# Imports

In [None]:
# Imports
import pandas as pd
import matplotlib.pyplot as plt
from pathlib import Path
from sklearn.feature_extraction.text import CountVectorizer

# Paths
PROJECT_ROOT = Path("../")  # notebook relative path
DATA_DIR = PROJECT_ROOT / "data"
CLEAN_DATA_PATH = DATA_DIR / "clean_news.parquet"
FIGS_DIR = PROJECT_ROOT / "outputs/figs"
FIGS_DIR.mkdir(parents=True, exist_ok=True)

# Load cleaned news data
news_df = pd.read_parquet(CLEAN_DATA_PATH)
news_df.head()


ImportError: Unable to find a usable engine; tried using: 'pyarrow', 'fastparquet'.
A suitable version of pyarrow or fastparquet is required for parquet support.
Trying to import the above resulted in these errors:
 - Missing optional dependency 'pyarrow'. pyarrow is required for parquet support. Use pip or conda to install pyarrow.
 - Missing optional dependency 'fastparquet'. fastparquet is required for parquet support. Use pip or conda to install fastparquet.

# Headline Length Statistics

In [None]:
# Descriptive stats
stats = news_df[['headline_length_chars', 'headline_length_tokens']].describe()
print(stats)

# Histogram of headline lengths (chars)
plt.figure(figsize=(8,4))
plt.hist(news_df['headline_length_chars'], bins=50, color='skyblue', edgecolor='black')
plt.title("Headline Length (Characters)")
plt.xlabel("Characters")
plt.ylabel("Frequency")
plt.grid(axis='y', alpha=0.75)
plt.savefig(FIGS_DIR / "headline_length_chars_hist.png")
plt.show()

# Histogram of headline lengths (tokens)
plt.figure(figsize=(8,4))
plt.hist(news_df['headline_length_tokens'], bins=50, color='lightgreen', edgecolor='black')
plt.title("Headline Length (Tokens)")
plt.xlabel("Tokens")
plt.ylabel("Frequency")
plt.grid(axis='y', alpha=0.75)
plt.savefig(FIGS_DIR / "headline_length_tokens_hist.png")
plt.show()

# Top Keywords

In [None]:
# Convert headlines to lowercase
headlines_lower = news_df['headline_lower'].fillna('')

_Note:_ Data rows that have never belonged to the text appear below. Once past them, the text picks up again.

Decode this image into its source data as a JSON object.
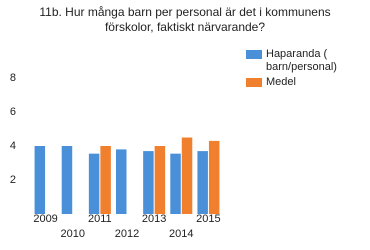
{
  "chart_data": {
    "type": "bar",
    "title": "11b. Hur många barn per personal är det i kommunens förskolor, faktiskt närvarande?",
    "categories": [
      "2009",
      "2010",
      "2011",
      "2012",
      "2013",
      "2014",
      "2015"
    ],
    "series": [
      {
        "name": "Haparanda ( barn/personal)",
        "color": "#4a90d9",
        "values": [
          4.0,
          4.0,
          3.55,
          3.8,
          3.7,
          3.55,
          3.7
        ]
      },
      {
        "name": "Medel",
        "color": "#f07f2e",
        "values": [
          null,
          null,
          4.0,
          null,
          4.0,
          4.5,
          4.3
        ]
      }
    ],
    "ylim": [
      0,
      10
    ],
    "yticks": [
      2,
      4,
      6,
      8
    ],
    "grid": false,
    "legend": "right"
  }
}
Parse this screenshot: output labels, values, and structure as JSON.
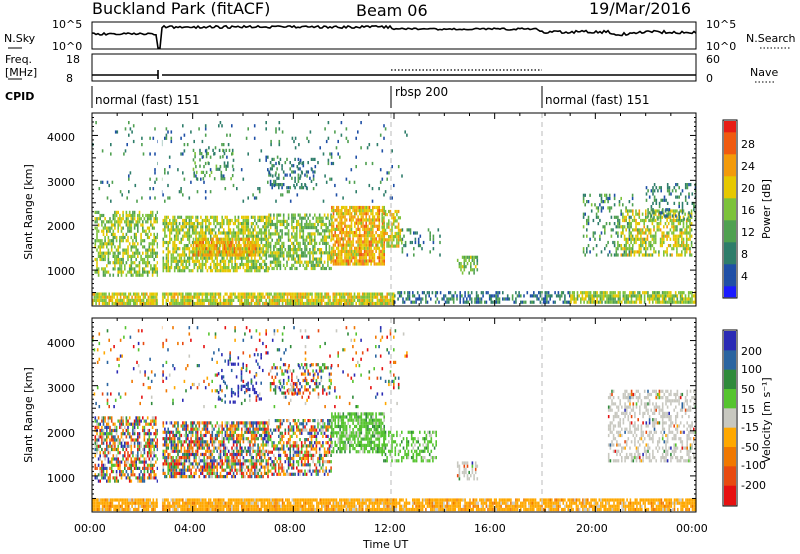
{
  "header": {
    "station": "Buckland Park (fitACF)",
    "beam": "Beam 06",
    "date": "19/Mar/2016"
  },
  "aux_panels": {
    "nsky_label": "N.Sky",
    "nsky_ticks": [
      "10^5",
      "10^0"
    ],
    "nsearch_label": "N.Search",
    "nsearch_ticks": [
      "10^5",
      "10^0"
    ],
    "freq_label": "Freq.",
    "freq_unit": "[MHz]",
    "freq_ticks": [
      "18",
      "8"
    ],
    "nave_label": "Nave",
    "nave_ticks": [
      "60",
      "0"
    ],
    "cpid_label": "CPID",
    "cpid_segments": [
      {
        "start_hour": 0,
        "label": "normal (fast) 151"
      },
      {
        "start_hour": 12,
        "label": "rbsp 200"
      },
      {
        "start_hour": 18,
        "label": "normal (fast) 151"
      }
    ]
  },
  "colors": {
    "power_scale": [
      "#1a1aff",
      "#1f4fa6",
      "#2e7d6a",
      "#4fa050",
      "#7cc23a",
      "#e6c800",
      "#f39a0a",
      "#f05a10",
      "#e81c14"
    ],
    "velocity_scale": [
      "#2a2ab4",
      "#2a64a0",
      "#2f8a3a",
      "#55c42e",
      "#c8c8c0",
      "#ffa800",
      "#f07800",
      "#e84a10",
      "#e61010"
    ],
    "dashed_line": "#bbbbbb"
  },
  "chart_data": [
    {
      "type": "heatmap",
      "panel": "power",
      "xlabel": "",
      "ylabel": "Slant Range [km]",
      "x_range_hours": [
        0,
        24
      ],
      "y_range_km": [
        200,
        4500
      ],
      "y_ticks": [
        "1000",
        "2000",
        "3000",
        "4000"
      ],
      "colorbar_label": "Power [dB]",
      "colorbar_ticks": [
        "4",
        "8",
        "12",
        "16",
        "20",
        "24",
        "28"
      ],
      "colorbar_range": [
        0,
        32
      ],
      "regions": [
        {
          "t0": 0.1,
          "t1": 2.6,
          "r0": 850,
          "r1": 2300,
          "density": 0.55,
          "level": 16
        },
        {
          "t0": 2.8,
          "t1": 7.0,
          "r0": 950,
          "r1": 2150,
          "density": 0.7,
          "level": 17
        },
        {
          "t0": 4.0,
          "t1": 6.5,
          "r0": 1300,
          "r1": 1700,
          "density": 0.8,
          "level": 22
        },
        {
          "t0": 7.0,
          "t1": 9.5,
          "r0": 1000,
          "r1": 2200,
          "density": 0.6,
          "level": 15
        },
        {
          "t0": 9.5,
          "t1": 11.6,
          "r0": 1100,
          "r1": 2400,
          "density": 0.8,
          "level": 22
        },
        {
          "t0": 11.5,
          "t1": 12.3,
          "r0": 1500,
          "r1": 2300,
          "density": 0.6,
          "level": 19
        },
        {
          "t0": 12.3,
          "t1": 13.8,
          "r0": 1300,
          "r1": 1900,
          "density": 0.2,
          "level": 9
        },
        {
          "t0": 14.5,
          "t1": 15.3,
          "r0": 900,
          "r1": 1300,
          "density": 0.5,
          "level": 14
        },
        {
          "t0": 7.0,
          "t1": 9.0,
          "r0": 2800,
          "r1": 3500,
          "density": 0.25,
          "level": 9
        },
        {
          "t0": 4.0,
          "t1": 5.6,
          "r0": 3000,
          "r1": 3700,
          "density": 0.2,
          "level": 11
        },
        {
          "t0": 0.0,
          "t1": 12.5,
          "r0": 2500,
          "r1": 4300,
          "density": 0.05,
          "level": 8
        },
        {
          "t0": 19.5,
          "t1": 21.5,
          "r0": 1300,
          "r1": 2700,
          "density": 0.25,
          "level": 10
        },
        {
          "t0": 21.0,
          "t1": 23.8,
          "r0": 1300,
          "r1": 2300,
          "density": 0.55,
          "level": 18
        },
        {
          "t0": 22.0,
          "t1": 24.0,
          "r0": 2100,
          "r1": 2900,
          "density": 0.3,
          "level": 9
        },
        {
          "t0": 0.0,
          "t1": 12.0,
          "r0": 220,
          "r1": 480,
          "density": 0.85,
          "level": 19
        },
        {
          "t0": 12.0,
          "t1": 19.0,
          "r0": 250,
          "r1": 480,
          "density": 0.45,
          "level": 7
        },
        {
          "t0": 19.0,
          "t1": 24.0,
          "r0": 250,
          "r1": 480,
          "density": 0.75,
          "level": 17
        }
      ]
    },
    {
      "type": "heatmap",
      "panel": "velocity",
      "xlabel": "Time UT",
      "ylabel": "Slant Range [km]",
      "x_range_hours": [
        0,
        24
      ],
      "y_range_km": [
        200,
        4500
      ],
      "x_ticks": [
        "00:00",
        "04:00",
        "08:00",
        "12:00",
        "16:00",
        "20:00",
        "00:00"
      ],
      "y_ticks": [
        "1000",
        "2000",
        "3000",
        "4000"
      ],
      "colorbar_label": "Velocity [m s⁻¹]",
      "colorbar_ticks": [
        "200",
        "100",
        "50",
        "15",
        "-15",
        "-50",
        "-100",
        "-200"
      ],
      "colorbar_range": [
        -250,
        250
      ],
      "regions": [
        {
          "t0": 0.1,
          "t1": 2.6,
          "r0": 850,
          "r1": 2300,
          "density": 0.6,
          "mode": "mixed"
        },
        {
          "t0": 2.8,
          "t1": 7.0,
          "r0": 950,
          "r1": 2150,
          "density": 0.7,
          "mode": "mixed"
        },
        {
          "t0": 7.0,
          "t1": 9.5,
          "r0": 1000,
          "r1": 2200,
          "density": 0.55,
          "mode": "mixed"
        },
        {
          "t0": 9.5,
          "t1": 11.6,
          "r0": 1500,
          "r1": 2400,
          "density": 0.7,
          "mode": "green"
        },
        {
          "t0": 11.5,
          "t1": 13.7,
          "r0": 1300,
          "r1": 2000,
          "density": 0.45,
          "mode": "green"
        },
        {
          "t0": 14.5,
          "t1": 15.3,
          "r0": 900,
          "r1": 1300,
          "density": 0.5,
          "mode": "gray"
        },
        {
          "t0": 5.0,
          "t1": 6.8,
          "r0": 2600,
          "r1": 3700,
          "density": 0.15,
          "mode": "blue"
        },
        {
          "t0": 7.0,
          "t1": 9.5,
          "r0": 2800,
          "r1": 3500,
          "density": 0.35,
          "mode": "mixed"
        },
        {
          "t0": 0.0,
          "t1": 12.5,
          "r0": 2500,
          "r1": 4300,
          "density": 0.06,
          "mode": "mixed"
        },
        {
          "t0": 20.5,
          "t1": 24.0,
          "r0": 1300,
          "r1": 2900,
          "density": 0.45,
          "mode": "gray"
        },
        {
          "t0": 0.0,
          "t1": 12.0,
          "r0": 220,
          "r1": 480,
          "density": 0.9,
          "mode": "orange"
        },
        {
          "t0": 12.0,
          "t1": 24.0,
          "r0": 220,
          "r1": 480,
          "density": 0.85,
          "mode": "orange"
        }
      ]
    }
  ]
}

# Extract unigrams and bigrams appearing in at least 5 headlines
vectorizer = CountVectorizer(ngram_range=(1,2), min_df=5, stop_words='english')
X = vectorizer.fit_transform(headlines_lower)

# Sum word counts
sums = X.sum(axis=0)
terms = [(term, sums[0, idx]) for term, idx in vectorizer.vocabulary_.items()]
top_terms = sorted(terms, key=lambda x: x[1], reverse=True)[:30]

# Display top 30 keywords/bigrams
top_terms

# Publisher Counts

In [None]:
publisher_counts = news_df['publisher'].value_counts().head(20)
print(publisher_counts)

# Plot
plt.figure(figsize=(10,5))
publisher_counts.plot(kind='bar', color='orange', edgecolor='black')
plt.title("Top 20 Publishers")
plt.ylabel("Number of Articles")
plt.xticks(rotation=45, ha='right')
plt.tight_layout()
plt.savefig(FIGS_DIR / "top_20_publishers.png")
plt.show()

# Stock Ticker Counts

In [None]:
ticker_counts = news_df['stock'].value_counts().head(20)
print(ticker_counts)

# Plot
plt.figure(figsize=(10,5))
ticker_counts.plot(kind='bar', color='purple', edgecolor='black')
plt.title("Top 20 Stock Tickers")
plt.ylabel("Number of Articles")
plt.xticks(rotation=45, ha='right')
plt.tight_layout()
plt.savefig(FIGS_DIR / "top_20_stocks.png")
plt.show()

# Daily Article Trends

In [None]:
# Group by date_only
daily_counts = news_df.groupby('date_only').size()

plt.figure(figsize=(12,5))
daily_counts.plot(color='green', marker='o')
plt.title("Daily Article Counts")
plt.xlabel("Date")
plt.ylabel("Number of Articles")
plt.grid(True)
plt.tight_layout()
plt.savefig(FIGS_DIR / "daily_article_counts.png")
plt.show()

# Rolling Spike Detection

In [None]:
rolling_window = 7
rolling_mean = daily_counts.rolling(rolling_window).mean()
rolling_std = daily_counts.rolling(rolling_window).std()
threshold = rolling_mean + 2*rolling_std

spike_dates = daily_counts[daily_counts > threshold].index
print("Spike Dates:", spike_dates)

plt.figure(figsize=(12,5))
daily_counts.plot(label="Daily Count")
threshold.plot(label="Spike Threshold", linestyle='--')
plt.scatter(spike_dates, daily_counts[spike_dates], color='red', label='Spike')
plt.title("Daily Article Counts with Spike Detection")
plt.xlabel("Date")
plt.ylabel("Number of Articles")
plt.legend()
plt.grid(True)
plt.tight_layout()
plt.savefig(FIGS_DIR / "daily_spikes.png")
plt.show()